Quelles seront les conséquences à moyen et long terme de la facture exorbitante que vont devoir payer les opérateurs de téléphonie mobile en Europe, à l'issue de toutes les procédures d'attribution des licences UMTS? La semaine dernière, l'Allemagne a achevé son processus de désignation, réunissant la somme faramineuse de 50,5 milliards d'euros (quelque 80 milliards de francs) pour six licences, pulvérisant le record atteint lors des enchères britanniques (38,5 milliards d'euros). Les experts évaluant les investissements supplémentaires liés à la construction des réseaux à 5 milliards d'euros par licence, le passage à l'UMTS pour la seule Allemagne devrait donc coûter à lui seul plus de 80 milliards d'euros, alors même que la totalité du marché de la téléphonie mobile en Europe est évalué par la banque d'affaires Chase H & Q à 130 milliards d'euros d'ici à fin 2002. Qui paiera la note de la «troisième génération», qui devrait consacrer la convergence d'Internet et du mobile? Revue des pistes possibles.

La hausse des tarifs. Elle semble plutôt improbable, sauf peut-être en phase de démarrage. Déjà cher, le marché allemand voit ainsi de nouveaux acteurs débarquer – MobilCom et 3G (l'alliance entre Telefonica et le finlandais Sonera) – et le nombre de concurrents atteindre un seuil qui déclenche une bataille sur les prix. L'économiste Jens Weidmann l'affirme dans une tribune libre parue dans le quotidien des affaires Handelsblatt.

Le ralentissement technologique. C'est la principale crainte de la Commission européenne, qui a déjà officieusement mis en garde les pays pratiquant l'enchère libre que le coût des licences se reporterait sur une moindre qualité de la recherche et du développement de nouvelles technologies, hypothéquant l'avance prise dans ce secteur par l'Europe.

La hausse des taux. Cette hausse est quasiment assurée pour les opérateurs qui se lanceront dans des méga-emprunts obligataires, comme on l'a déjà vu lors du rachat de Telecom Italia par Olivetti. Leur qualité de débiteur va s'amoindrir. Ainsi, Standard & Poor's vient d'abaisser sa perspective pour Telefonica, passant de «stable» à «négative», et plusieurs «downgradings» (rétrogradations) sont possibles dans ce secteur. Malgré cela, l'abondance des emprunts pourrait doper le marché obligataire et tirer globalement le loyer de l'argent vers le haut.

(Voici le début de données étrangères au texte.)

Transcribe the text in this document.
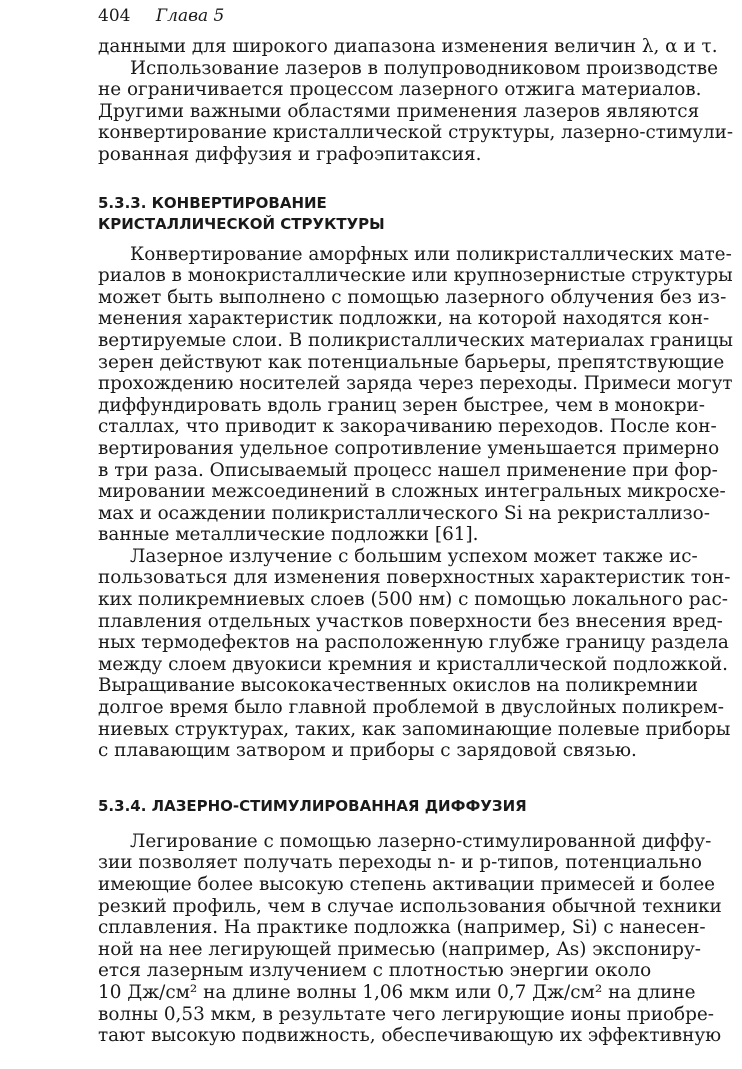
404 Глава 5

данными для широкого диапазона изменения величин λ, α и τ.

Использование лазеров в полупроводниковом производстве
не ограничивается процессом лазерного отжига материалов.
Другими важными областями применения лазеров являются
конвертирование кристаллической структуры, лазерно-стимули-
рованная диффузия и графоэпитаксия.

5.3.3. КОНВЕРТИРОВАНИЕ
КРИСТАЛЛИЧЕСКОЙ СТРУКТУРЫ

Конвертирование аморфных или поликристаллических мате-
риалов в монокристаллические или крупнозернистые структуры
может быть выполнено с помощью лазерного облучения без из-
менения характеристик подложки, на которой находятся кон-
вертируемые слои. В поликристаллических материалах границы
зерен действуют как потенциальные барьеры, препятствующие
прохождению носителей заряда через переходы. Примеси могут
диффундировать вдоль границ зерен быстрее, чем в монокри-
сталлах, что приводит к закорачиванию переходов. После кон-
вертирования удельное сопротивление уменьшается примерно
в три раза. Описываемый процесс нашел применение при фор-
мировании межсоединений в сложных интегральных микросхе-
мах и осаждении поликристаллического Si на рекристаллизо-
ванные металлические подложки [61].

Лазерное излучение с большим успехом может также ис-
пользоваться для изменения поверхностных характеристик тон-
ких поликремниевых слоев (500 нм) с помощью локального рас-
плавления отдельных участков поверхности без внесения вред-
ных термодефектов на расположенную глубже границу раздела
между слоем двуокиси кремния и кристаллической подложкой.
Выращивание высококачественных окислов на поликремнии
долгое время было главной проблемой в двуслойных поликрем-
ниевых структурах, таких, как запоминающие полевые приборы
с плавающим затвором и приборы с зарядовой связью.

5.3.4. ЛАЗЕРНО-СТИМУЛИРОВАННАЯ ДИФФУЗИЯ

Легирование с помощью лазерно-стимулированной диффу-
зии позволяет получать переходы n- и p-типов, потенциально
имеющие более высокую степень активации примесей и более
резкий профиль, чем в случае использования обычной техники
сплавления. На практике подложка (например, Si) с нанесен-
ной на нее легирующей примесью (например, As) экспониру-
ется лазерным излучением с плотностью энергии около
10 Дж/см² на длине волны 1,06 мкм или 0,7 Дж/см² на длине
волны 0,53 мкм, в результате чего легирующие ионы приобре-
тают высокую подвижность, обеспечивающую их эффективную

La chute des actions. Vendredi, les opérateurs vainqueurs en Allemagne ont vu leur capitalisation boursière totale fondre de 18 milliards d'euros. La perspective d'amortissements importants et de coûts d'acquisition de la clientèle élevés risque de peser lourd sur le cours de certaines «telcos» dont les reins n'apparaissent pas solides, ou de celles qui ont déjà sur les bras une acquisition très chère (comme Vodafone avec Mannesmann).

La concentration du secteur. C'est le scénario le plus plausible. «Consolider est un outil très probable pour chasser les coûts, ce qui doit être fait», constate un expert de KPMG, cité par Bloomberg. Déjà, les alliances formées autour de petits opérateurs locaux par des grands d'Europe dans le cadre des enchères UMTS sont en train de montrer leurs limites. En Allemagne, Hutchison Whampoa est sorti de son alliance avec le néerlandais KPN, parce qu'il estime le prix à payer trop élevé. Ce type de conflits devrait pousser vers des fusions ou des acquisitions pures et simples. En Finlande, la recherche de partenaires de Sonera pourrait bien se transformer en absorption.

La multiplication des «opérateurs virtuels». Lorsque les licences seront en mains d'une poignée de «big players», la nécessité d'accélérer la rentabilisation des réseaux acquis et construits à grand prix poussera les détenteurs de licences à louer des fréquences à des opérateurs secondaires, qui proposeront leurs services – comme ce qui existe aujourd'hui sur le fixe. C'est notamment la stratégie qu'entend désormais suivre Swisscom.